Anything else you want to share?
(This is amazing, don’t miss it.)
The thing I am most academically excited about is my new Grand Challenge Design course, so you could talk about that. The course is a 90 minute block / day for the full school year where students will combine messy, interdisciplinary global problems (access to clean water, personalizing learning, making solar energy economical, improving health informatics, etc.) with the technologies that enable everyday devices to become “smart” devices and connect to the internet of things. By studying a variety of grand challenges and connecting with local adults who work in relevant fields, I hope students will be able to develop a passion for at least one important issue. From there, the skill-building we do with web servers, Raspberry Pi computers, electronic sensors, CAD software, and CNC machines should give students the ability to create unique and business viable solution ideas to some specific part of the big hairy problem.
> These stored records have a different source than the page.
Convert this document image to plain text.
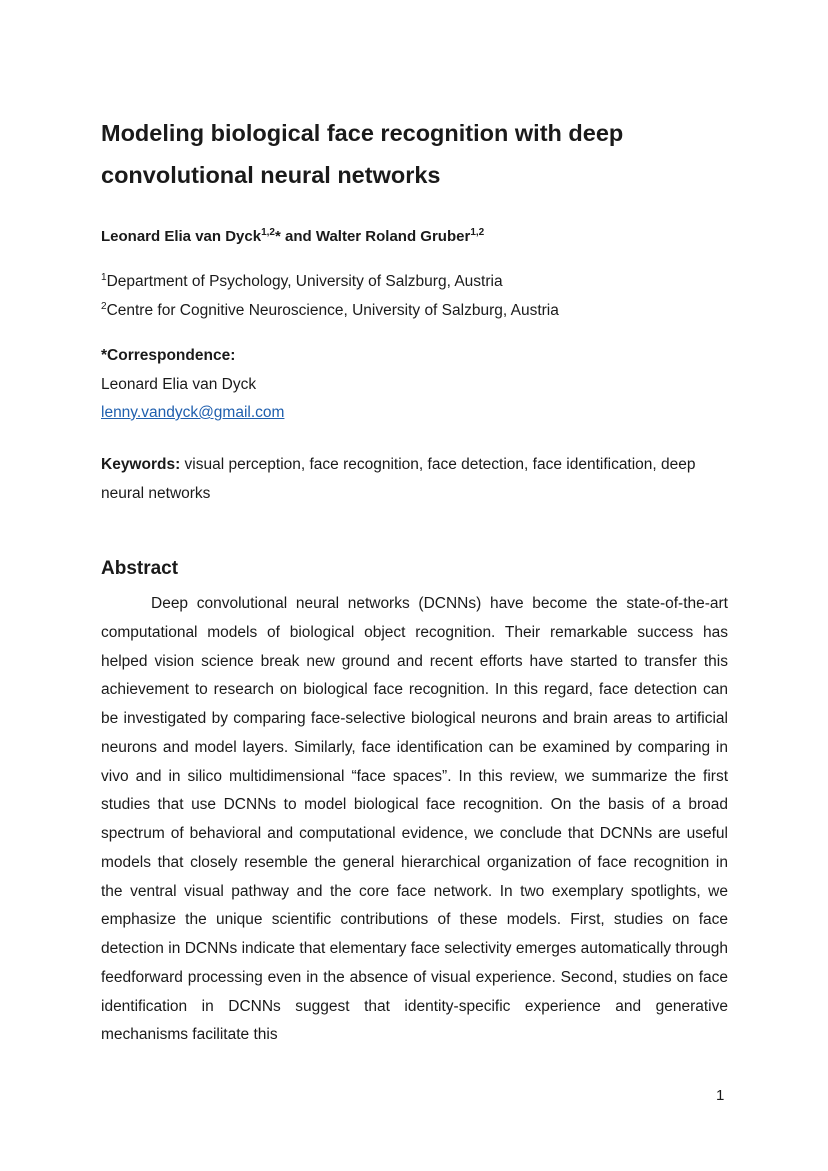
Modeling biological face recognition with deep convolutional neural networks

Leonard Elia van Dyck$^{1,2}$* and Walter Roland Gruber$^{1,2}$

$^1$Department of Psychology, University of Salzburg, Austria

$^2$Centre for Cognitive Neuroscience, University of Salzburg, Austria

*Correspondence:

Leonard Elia van Dyck

lenny.vandyck@gmail.com

Keywords: visual perception, face recognition, face detection, face identification, deep neural networks

Abstract

Deep convolutional neural networks (DCNNs) have become the state-of-the-art computational models of biological object recognition. Their remarkable success has helped vision science break new ground and recent efforts have started to transfer this achievement to research on biological face recognition. In this regard, face detection can be investigated by comparing face-selective biological neurons and brain areas to artificial neurons and model layers. Similarly, face identification can be examined by comparing in vivo and in silico multidimensional “face spaces”. In this review, we summarize the first studies that use DCNNs to model biological face recognition. On the basis of a broad spectrum of behavioral and computational evidence, we conclude that DCNNs are useful models that closely resemble the general hierarchical organization of face recognition in the ventral visual pathway and the core face network. In two exemplary spotlights, we emphasize the unique scientific contributions of these models. First, studies on face detection in DCNNs indicate that elementary face selectivity emerges automatically through feedforward processing even in the absence of visual experience. Second, studies on face identification in DCNNs suggest that identity-specific experience and generative mechanisms facilitate this

1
By the end of the school year, my hope is that students will have enough experience with a challenge area, the tech, and the entrepreneurial design process that they will feel comfortable designing their own products and businesses. Everything I design for the course will be shared and open, so I am hoping there are other teachers who want to create a similar course at their school and collaborate to make this course better every year. Longer term, my vision for the course is that students earn required credits, not just elective credit, while working on their projects and research, making it possible to spend a half day or longer focused on a big, meaningful project.
Andy Pethan in an out-of-context selfie with his algebra class.